The funeral has been over for three months and Dad has receded into himself. All he does now is run the family business, eat and sleep. Nothing else seems to matter, not even me. My sister and I lost our mother, but he lost his childhood sweetheart and very pretty lifetime companion. My sister and I live on as almost exact duplicates of what she looked like.
Nothing was more perfect than seeing Mom and Dad together. When you saw them walking hand-in-hand, you knew there was never going to be any mid-life crisis to destroy their union. Everything was just too incomparably perfect for that to happen. And then, on a bright day full of hope, came beer bottles and a steering wheel in the hands of a stranger. The grinding crash and the grasping jaws of death dramatically changed the lives of all of us.
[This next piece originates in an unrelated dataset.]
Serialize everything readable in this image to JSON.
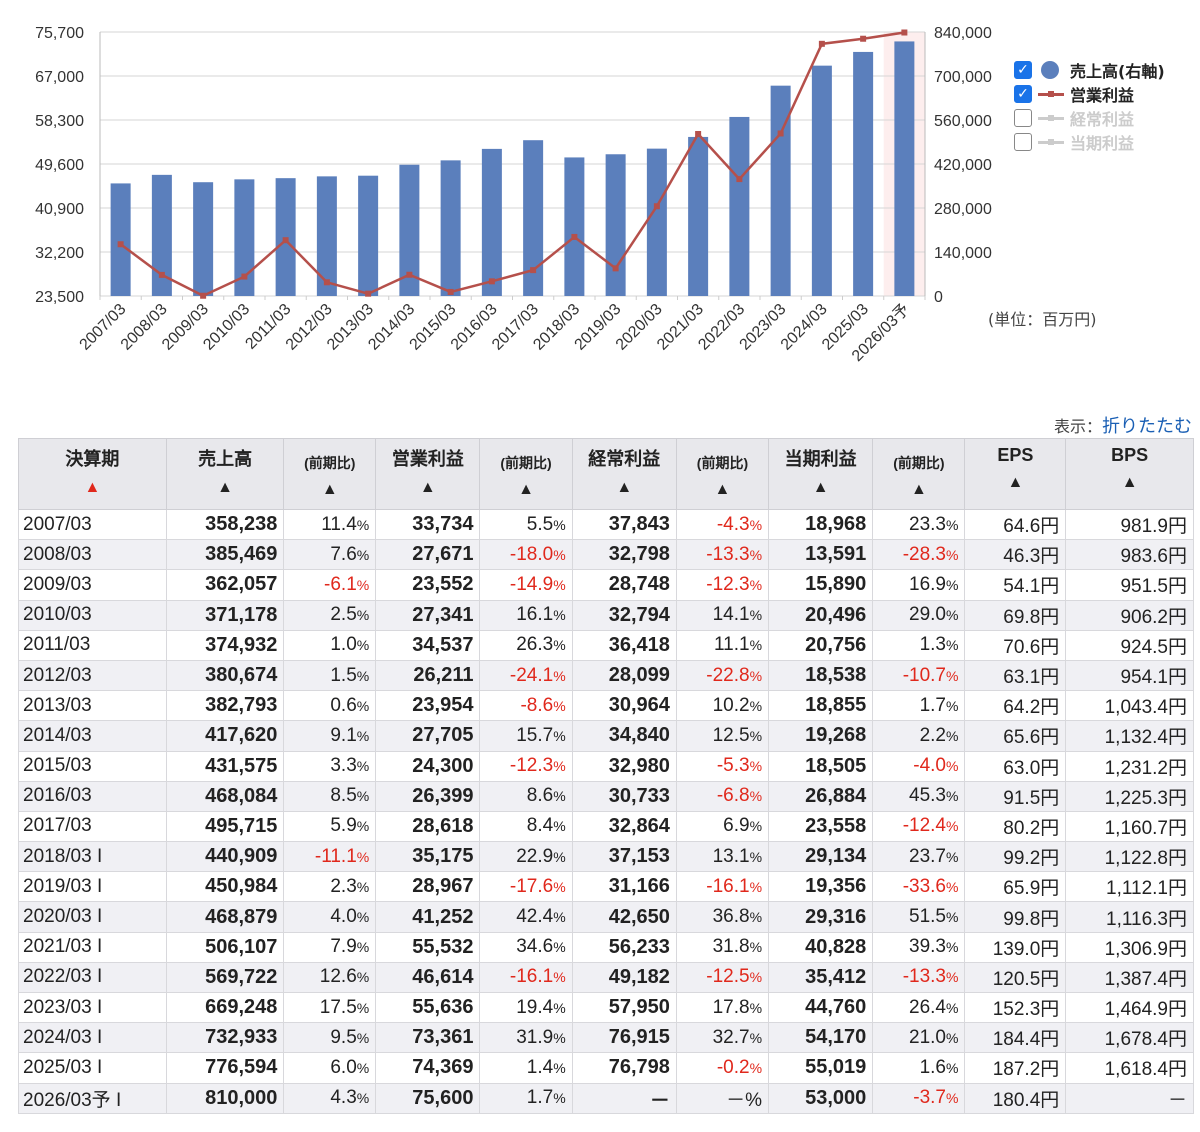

Next in memory are the wake, the funeral and the burial. Everything is buried, but all those glorious memories of her. What remained of my universe after that is my 20 year old sister, Dad and myself. Sis is away at college and I am still in high school.
Sis is due home today for the Thanksgiving Holiday, our first to share as three-fourths of a family. Now, instead of Mom cooking most of the day, it will be her daughters in the kitchen trying to remember everything she taught us.
I hear the squeak of brakes in the driveway, brakes that need replacing before they ruin the rotors and made the job a lot more expensive than necessary. The squeaking brakes are Patty Anne returning home from college where she was a freshman working toward a teaching certificate. I remember when I was 16 and could hardly wait for my big sister to come home for the holiday. When I hear Patty Anne on the stairs, I get up and move to the second-story hall for the expected hug and kissy motions women prefer for greeting and usually perform without command.